In what has become something of a Saratoga tradition, the jockeys played basketball last night for charity.
Three years ago, they took on a fifth grade A.A.U. team from Texas, beating the youngsters by a score of 44-39; two years ago, the kids came back for a rematch and trounced the riders, 49-32.
Last night, the jockeys took on the horsemen, and the eligibility rules for each team were, shall we say, loose. The jockeys’ team comprised coach Angel Cordero, Jr.; Kent Desormeaux (and his son Josh), Eibar Coa (and his son), John Velazquez, Robby Albarado, Rajiv Maragh, Channing Hill, Jaime Rodriguez, Victor Santiago, Jose Amy, Umberto Leon, Will Walden (son of WinStar Farm’s Elliott), Jermaine Bridgmohan, and Joey Migliore. And oh, yes, two players who were at least 6’2”; Kevin Hopkins is reportedly a Saratoga native now playing professional basketball in Germany, and Kyle Forester reportedly plays for Memphis. Yes, jockeys indeed. (All photos courtesy of NYRA photos; click to enlarge)
On the horsemen’s side were coach Kiaran McLaughlin; Neema Ghazi and Matt Silvano from NYRA’s marketing department; racing secretary P.J. Campo; trainers Rick Schosberg, Billy Badgett, Todd Pletcher, Carlos Martin, Mike Tannuzzo, and Pletcher assistant Witt, whose last name was not available at press time. Paul Veitch, a Saratoga police officer who is the son of turf writer Michael Veitch, Elliott Walden, Mark Bardack of the PR firm Ed Lewi Associates joined the trainers, as did NYRA chairman Steve Duncker; Patty Rich, Dennis Brida, and West Point Thoroughbreds president Terry Finley, introduced by announcer Mitch Levites (NYRA’s producer and videographer) as “the man who put the ‘sin’ in syndicate.”

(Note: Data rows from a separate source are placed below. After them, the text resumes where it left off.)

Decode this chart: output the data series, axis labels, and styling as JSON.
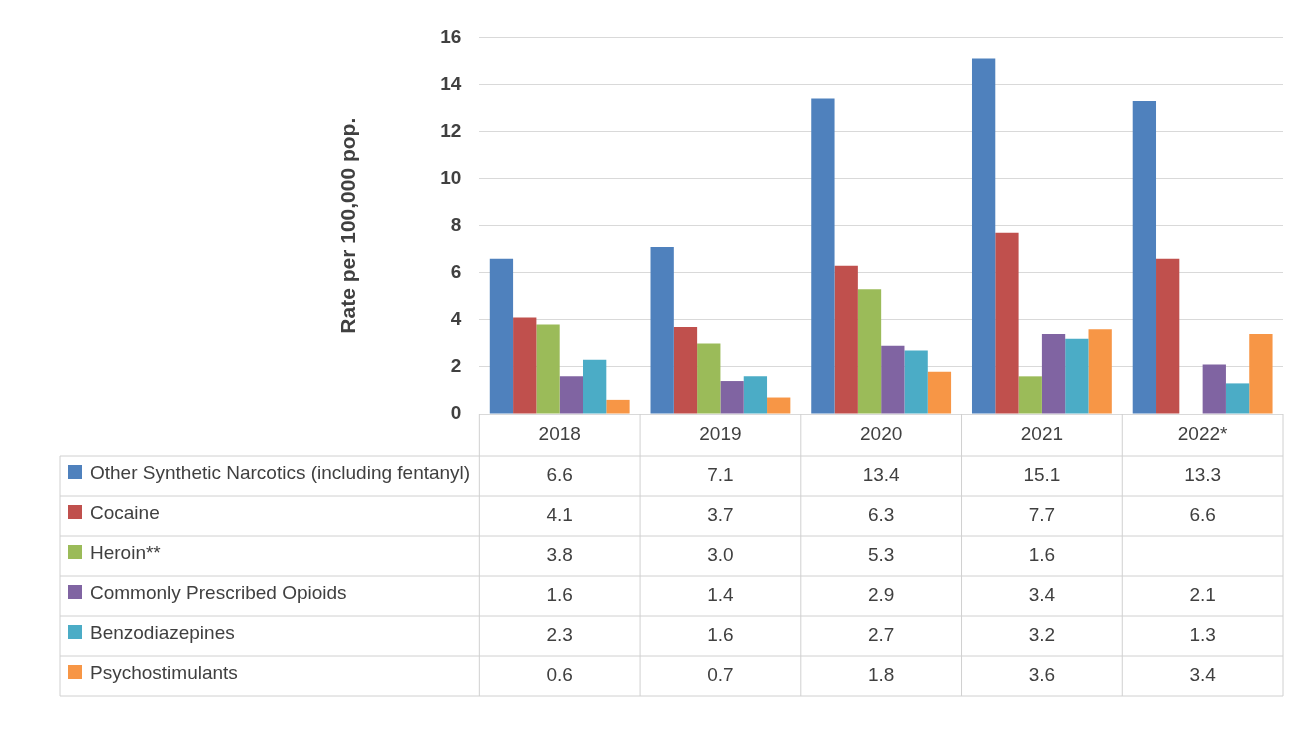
{
  "chart_data": {
    "type": "bar",
    "ylabel": "Rate per 100,000 pop.",
    "categories": [
      "2018",
      "2019",
      "2020",
      "2021",
      "2022*"
    ],
    "series": [
      {
        "name": "Other Synthetic Narcotics (including fentanyl)",
        "color": "#4f81bd",
        "values": [
          6.6,
          7.1,
          13.4,
          15.1,
          13.3
        ],
        "value_labels": [
          "6.6",
          "7.1",
          "13.4",
          "15.1",
          "13.3"
        ]
      },
      {
        "name": "Cocaine",
        "color": "#c0504d",
        "values": [
          4.1,
          3.7,
          6.3,
          7.7,
          6.6
        ],
        "value_labels": [
          "4.1",
          "3.7",
          "6.3",
          "7.7",
          "6.6"
        ]
      },
      {
        "name": "Heroin**",
        "color": "#9bbb59",
        "values": [
          3.8,
          3.0,
          5.3,
          1.6,
          null
        ],
        "value_labels": [
          "3.8",
          "3.0",
          "5.3",
          "1.6",
          null
        ]
      },
      {
        "name": "Commonly Prescribed Opioids",
        "color": "#8064a2",
        "values": [
          1.6,
          1.4,
          2.9,
          3.4,
          2.1
        ],
        "value_labels": [
          "1.6",
          "1.4",
          "2.9",
          "3.4",
          "2.1"
        ]
      },
      {
        "name": "Benzodiazepines",
        "color": "#4bacc6",
        "values": [
          2.3,
          1.6,
          2.7,
          3.2,
          1.3
        ],
        "value_labels": [
          "2.3",
          "1.6",
          "2.7",
          "3.2",
          "1.3"
        ]
      },
      {
        "name": "Psychostimulants",
        "color": "#f79646",
        "values": [
          0.6,
          0.7,
          1.8,
          3.6,
          3.4
        ],
        "value_labels": [
          "0.6",
          "0.7",
          "1.8",
          "3.6",
          "3.4"
        ]
      }
    ],
    "ylim": [
      0,
      16
    ],
    "yticks": [
      0,
      2,
      4,
      6,
      8,
      10,
      12,
      14,
      16
    ],
    "grid": "y",
    "legend": "bottom"
  }
}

Levites interviewed Duncker before the tip, asking which Duncker thought more likely: the horsemen beating the jockeys, or NYRA getting slots. “Slots,” said Duncker without hesitation.
The racing community turned out in full force to support the Racetrack Chaplaincy and the Permanently Disabled Jockeys Fund, the recipients of the proceeds of the event; in the crowd were jockeys Alan Garcia, Julian Leparoux, Edgar Prado, Jose Lezcano, and Ramon Dominguez; Jim Gallagher, executive director of New York Thoroughbred Horsemen’s Association; and trainers Dallas Stewart, Linda Rice, and Lisa Lewis. Rice and Lewis were rather unfortunately referred to in print as “cheerleaders” and at the event as “watergirls.”

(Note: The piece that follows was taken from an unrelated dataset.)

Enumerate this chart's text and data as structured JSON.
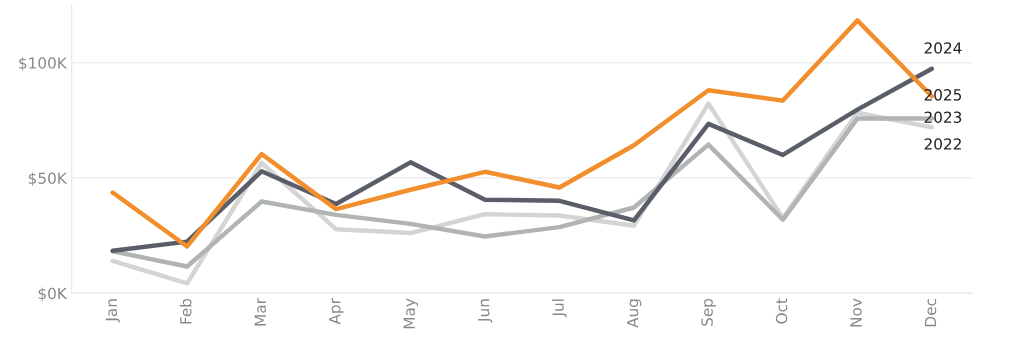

What the jockeys lacked in size, they made up for in speed (and those six-foot ringers didn’t hurt, either); nonetheless, the trainers played them close for most of the game. The jockeys pulled away in the third quarter, but the trainers came back to within four with just a few minutes left, which would have made for quite an exciting finish had not the game done its best imitation of the NBA: the last three minutes took about an hour and a half to play.
The usual genteel Todd Pletcher channeled a little Rasheed Wallace as he bullied his way around the court, taking down both the younger, bigger, stronger Hopkins and the younger, smaller, stronger Maragh. He also showed some game, starting a pretty pass play to Finley and Duncker, who unfortunately was unable to finish—the story of the horsemen, who also might benefit from a little free-throw practice.
Showing not only game but gamesmanship, Pletcher was not too proud to cherry-pick, hanging under the basket and taking a full-court pass to put in the easy lay-up.
As he did in the other games, Coa established himself as a player to be reckoned with, going white-hot and shooting lights out in the third quarter to put the jockeys firmly in the lead. While the two Desormeaux and Victor Santiago displayed impressive hoop skills, the play of the night had to be Coa’s block of a Billy Badgett shot late in the game. Dismissed!
The final score was jockeys 45, horsemen 41, but the real winners are the backstretch workers and the disabled jockeys who will benefit from the generosity of both the players and the audience.
After working hard all day and anticipating early alarms, jocks and trainers gave up their time (and in some cases, their bodies) to support these charities. A few trainers reported a little body soreness this morning, and I heard some vows to “start getting in shape earlier next year,” but good humor reigned on both sides—especially the jockeys’, who get bragging rights for another year.